Парень вышел из-за кустов; Яшка узнал его, они раз или два встречались на заводе.
— Куда шагаете? — повторил парень.
— А тебе что? — спросила в свой черед Клава. — Не по пути ведь.
— Может, возьмете в компанию?
Яшка смотрел на его красивое улыбающееся лицо, на светлые волосы, свободно падающие на лоб, и хмурился. Парню было лет двадцать пять. Черт его знает, что за человек и почему у него винтовка. Во всяком случае Яшка решил, что никуда он с ним не пойдет: надо полагать, Чухалин не очень обрадуется, увидев его с чужим.
— Не по пути? — прищурил глаз парень. — Может, ты к эсерам записалась? Или к этим… как их?.. «организация юнцов», а?
— Никуда я не записывалась, — разозлилась Клава. — И не приставай, не то отцу скажу.
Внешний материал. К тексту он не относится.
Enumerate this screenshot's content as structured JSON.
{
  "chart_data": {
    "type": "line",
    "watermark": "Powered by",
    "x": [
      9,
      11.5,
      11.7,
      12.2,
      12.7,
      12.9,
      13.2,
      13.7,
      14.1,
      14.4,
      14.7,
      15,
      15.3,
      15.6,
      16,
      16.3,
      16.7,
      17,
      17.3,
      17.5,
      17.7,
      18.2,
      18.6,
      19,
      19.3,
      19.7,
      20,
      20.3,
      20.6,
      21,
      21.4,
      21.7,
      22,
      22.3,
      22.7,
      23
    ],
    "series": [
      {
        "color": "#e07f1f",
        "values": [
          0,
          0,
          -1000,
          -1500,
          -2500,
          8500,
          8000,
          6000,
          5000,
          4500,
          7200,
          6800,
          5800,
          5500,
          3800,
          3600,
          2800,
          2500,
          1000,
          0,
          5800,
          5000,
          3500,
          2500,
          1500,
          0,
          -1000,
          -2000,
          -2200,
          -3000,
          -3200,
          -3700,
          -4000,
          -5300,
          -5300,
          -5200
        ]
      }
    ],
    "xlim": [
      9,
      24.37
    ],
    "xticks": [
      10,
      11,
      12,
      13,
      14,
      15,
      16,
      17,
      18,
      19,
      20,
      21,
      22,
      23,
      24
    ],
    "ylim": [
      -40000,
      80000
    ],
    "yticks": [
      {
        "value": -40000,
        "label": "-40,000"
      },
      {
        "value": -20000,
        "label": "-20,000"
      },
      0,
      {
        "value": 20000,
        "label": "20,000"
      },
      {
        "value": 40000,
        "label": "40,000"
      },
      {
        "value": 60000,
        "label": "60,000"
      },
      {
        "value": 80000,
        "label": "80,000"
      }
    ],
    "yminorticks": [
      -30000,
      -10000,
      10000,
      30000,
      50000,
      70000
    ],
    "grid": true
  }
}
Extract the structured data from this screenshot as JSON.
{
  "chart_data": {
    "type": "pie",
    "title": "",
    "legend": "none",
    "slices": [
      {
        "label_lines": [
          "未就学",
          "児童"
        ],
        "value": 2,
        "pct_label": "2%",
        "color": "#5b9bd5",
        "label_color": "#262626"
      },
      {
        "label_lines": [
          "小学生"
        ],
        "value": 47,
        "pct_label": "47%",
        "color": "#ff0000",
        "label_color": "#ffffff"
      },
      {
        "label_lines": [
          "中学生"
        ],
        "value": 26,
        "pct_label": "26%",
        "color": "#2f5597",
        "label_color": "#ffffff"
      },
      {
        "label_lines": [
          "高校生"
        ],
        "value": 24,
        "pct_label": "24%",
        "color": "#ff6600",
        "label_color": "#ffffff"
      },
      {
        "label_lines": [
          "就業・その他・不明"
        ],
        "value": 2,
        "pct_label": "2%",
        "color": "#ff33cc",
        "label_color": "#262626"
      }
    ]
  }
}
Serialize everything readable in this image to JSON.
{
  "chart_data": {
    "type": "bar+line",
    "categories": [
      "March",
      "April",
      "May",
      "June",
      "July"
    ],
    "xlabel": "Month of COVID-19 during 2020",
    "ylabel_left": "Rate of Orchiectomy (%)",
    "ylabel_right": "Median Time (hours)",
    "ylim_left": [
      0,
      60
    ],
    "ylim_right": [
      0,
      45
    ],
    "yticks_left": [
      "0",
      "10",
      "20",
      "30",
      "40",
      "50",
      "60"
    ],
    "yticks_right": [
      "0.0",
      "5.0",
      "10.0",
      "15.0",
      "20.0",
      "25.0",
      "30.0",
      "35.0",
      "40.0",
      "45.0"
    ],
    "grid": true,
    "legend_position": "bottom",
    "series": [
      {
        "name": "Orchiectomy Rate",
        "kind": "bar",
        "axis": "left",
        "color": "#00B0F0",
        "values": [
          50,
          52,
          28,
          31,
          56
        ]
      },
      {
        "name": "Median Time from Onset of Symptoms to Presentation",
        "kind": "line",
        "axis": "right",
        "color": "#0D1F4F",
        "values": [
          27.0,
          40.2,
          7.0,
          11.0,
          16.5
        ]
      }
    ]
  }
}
— Отцу? Ну, так бы и говорила, — захохотал тот.
Яшка увидел кривые, наползающие один на другой зубы, и ему стало неприятно: красота парня сразу куда-то исчезла.
— Значит, к отцу шагаете? Ну-ну… Видал я его утром, Павла Титыча. Привет просил тебе передать.
— Спасибо, без твоих передач проживу, — обрезала Клава, поднимаясь и беря узелок. — Пошли, Яшенька.